If you haven't had the pleasure of meeting Viva La Dirt League, let me be the first to introduce you. They're a funny group of friends living in New Zealand that, by their own admission, are "a bunch of nerds who play games and makes comedy sketches about games." They started their YouTube channel seven or eight years ago, though I've only caught onto them within the past year. They're hilarious. They crack wise on video game tropes, especially from MMORPGs like World of Warcraft, or from more recent online shooters like PUBG.
They're a hardworking group, too. They put out videos on Mondays, Wednesdays, and Fridays, and I've made them a regular part of my entertainment consumption. My 10-year-old finds them insanely funny, too. While most of their content is good to go for the young ones, you'll need to screen out some of their more mature material.

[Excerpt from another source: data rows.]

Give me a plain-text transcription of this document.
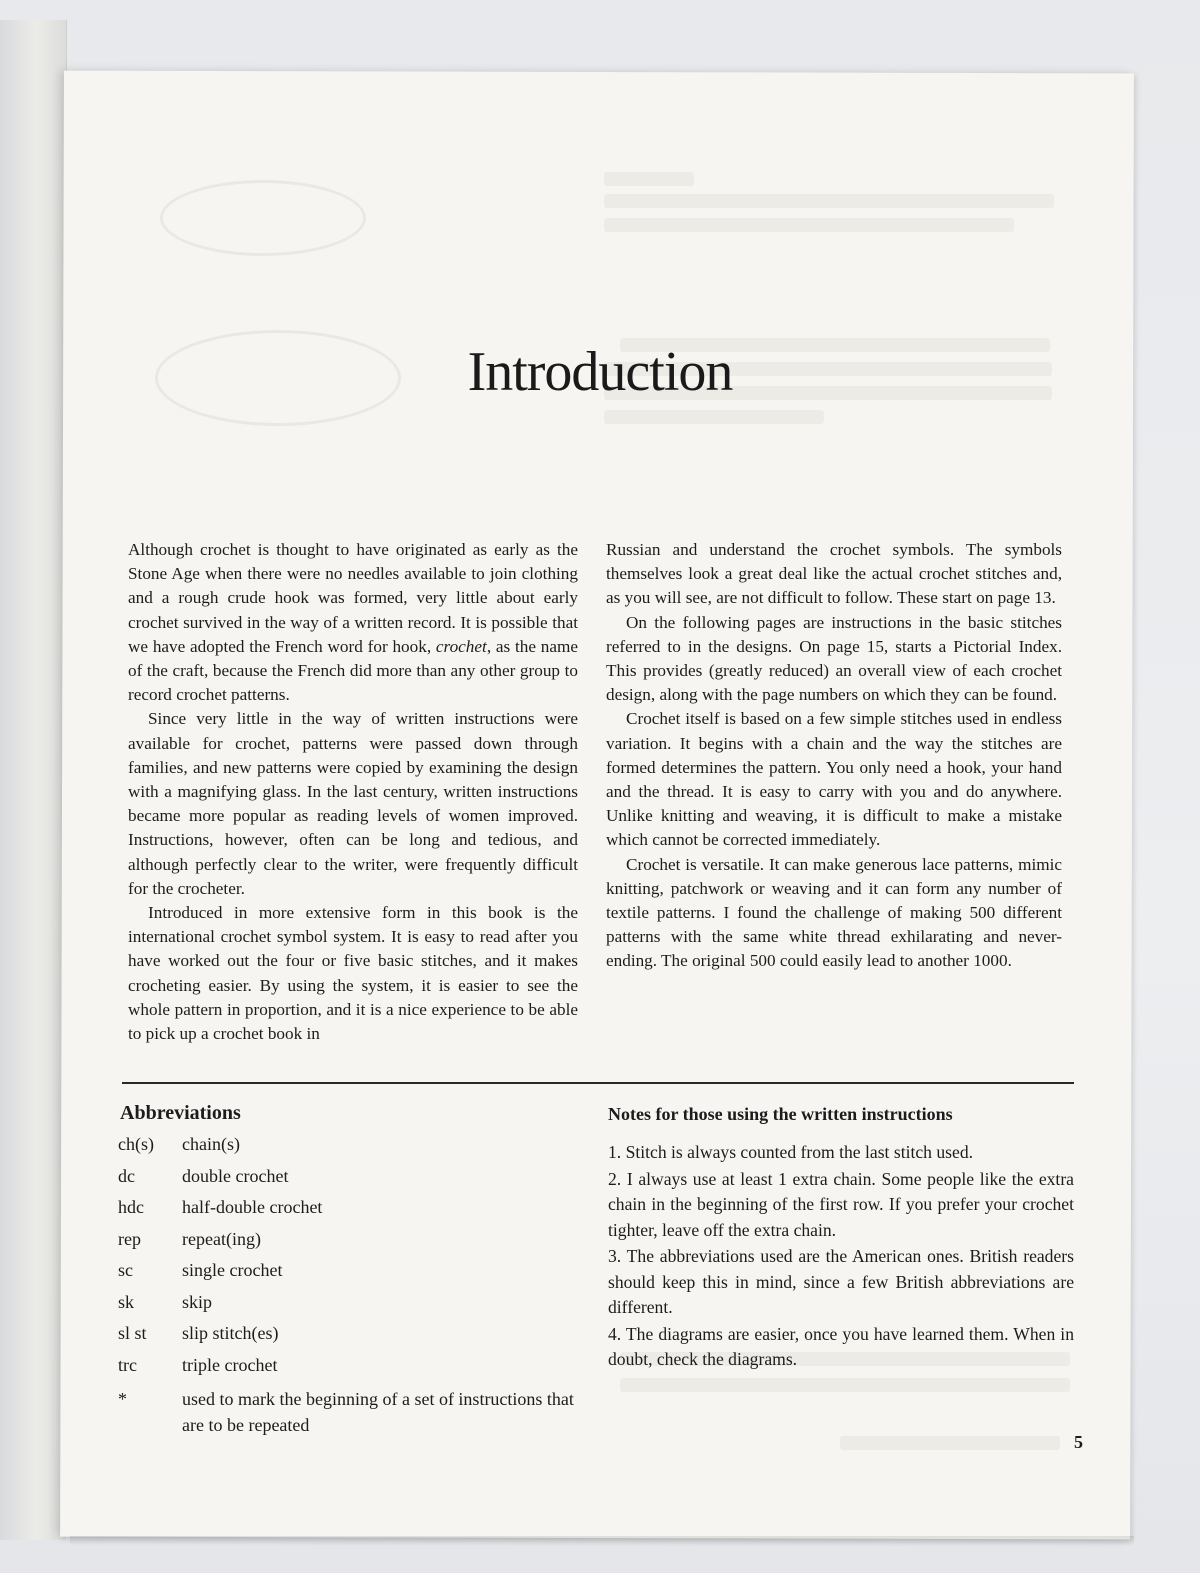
Introduction

Although crochet is thought to have originated as early as the Stone Age when there were no needles available to join clothing and a rough crude hook was formed, very little about early crochet survived in the way of a written record. It is possible that we have adopted the French word for hook, crochet, as the name of the craft, because the French did more than any other group to record crochet patterns.

Since very little in the way of written instructions were available for crochet, patterns were passed down through families, and new patterns were copied by examining the design with a magnifying glass. In the last century, written instructions became more popular as reading levels of women improved. Instructions, however, often can be long and tedious, and although perfectly clear to the writer, were frequently difficult for the crocheter.

Introduced in more extensive form in this book is the international crochet symbol system. It is easy to read after you have worked out the four or five basic stitches, and it makes crocheting easier. By using the system, it is easier to see the whole pattern in proportion, and it is a nice experience to be able to pick up a crochet book in

Russian and understand the crochet symbols. The symbols themselves look a great deal like the actual crochet stitches and, as you will see, are not difficult to follow. These start on page 13.

On the following pages are instructions in the basic stitches referred to in the designs. On page 15, starts a Pictorial Index. This provides (greatly reduced) an overall view of each crochet design, along with the page numbers on which they can be found.

Crochet itself is based on a few simple stitches used in endless variation. It begins with a chain and the way the stitches are formed determines the pattern. You only need a hook, your hand and the thread. It is easy to carry with you and do anywhere. Unlike knitting and weaving, it is difficult to make a mistake which cannot be corrected immediately.

Crochet is versatile. It can make generous lace patterns, mimic knitting, patchwork or weaving and it can form any number of textile patterns. I found the challenge of making 500 different patterns with the same white thread exhilarating and never-ending. The original 500 could easily lead to another 1000.

Abbreviations
ch(s)	chain(s)
dc	double crochet
hdc	half-double crochet
rep	repeat(ing)
sc	single crochet
sk	skip
sl st	slip stitch(es)
trc	triple crochet
*	used to mark the beginning of a set of instructions that are to be repeated
Notes for those using the written instructions

1. Stitch is always counted from the last stitch used.

2. I always use at least 1 extra chain. Some people like the extra chain in the beginning of the first row. If you prefer your crochet tighter, leave off the extra chain.

3. The abbreviations used are the American ones. British readers should keep this in mind, since a few British abbreviations are different.

4. The diagrams are easier, once you have learned them. When in doubt, check the diagrams.

5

This latest video, from my favorite series of theirs, Epic NPC Man, riffs on player choice in video games—in particular when player choice doesn't matter. No matter what you do, what you say, the end result is the same. The branching dialogue options and open-ended pool of actions you can choose from don't affect the narrative outcome. A lot of players come to role-playing games for (the illusion, at least) of choice, and having those choices matter. It feels like a small betrayal on the developers' part when you are in fact given choices that have no bearing on the endings you arrive at.
So anyway, I'm off to Skyrim where often the only choices you're given are a) do the thing, or b) don't do the thing, which is a pretty big binary middle finger when it comes to player choice. Not doing something, within the framework of a video game, isn't much of a choice at all. It's just a bullet point in your quest log that will never be grayed out and shifted down to your completed missions. The more you don't do something, the more you'll have to live with it being an eyesore, forever and ever amen, in your in-game journal. Except, of course, if you're on a good-guy path and you back all the way out of conversations with Skyrim's daedric princes. Or if you're on a bad-guy path and you invent excuses to stockpile dead guards in Whiterun's main avenue. Either way, whichever route you choose, have fun with your choices. Video games are one of the only safe spaces where we can explore thoughts and ideas we're afraid to pursue—for one reason or another—in the real world.
In the real world, continue to make good choices. Here, your choices really do matter, and unlike in this video, you can't quickload your way into trying again and again.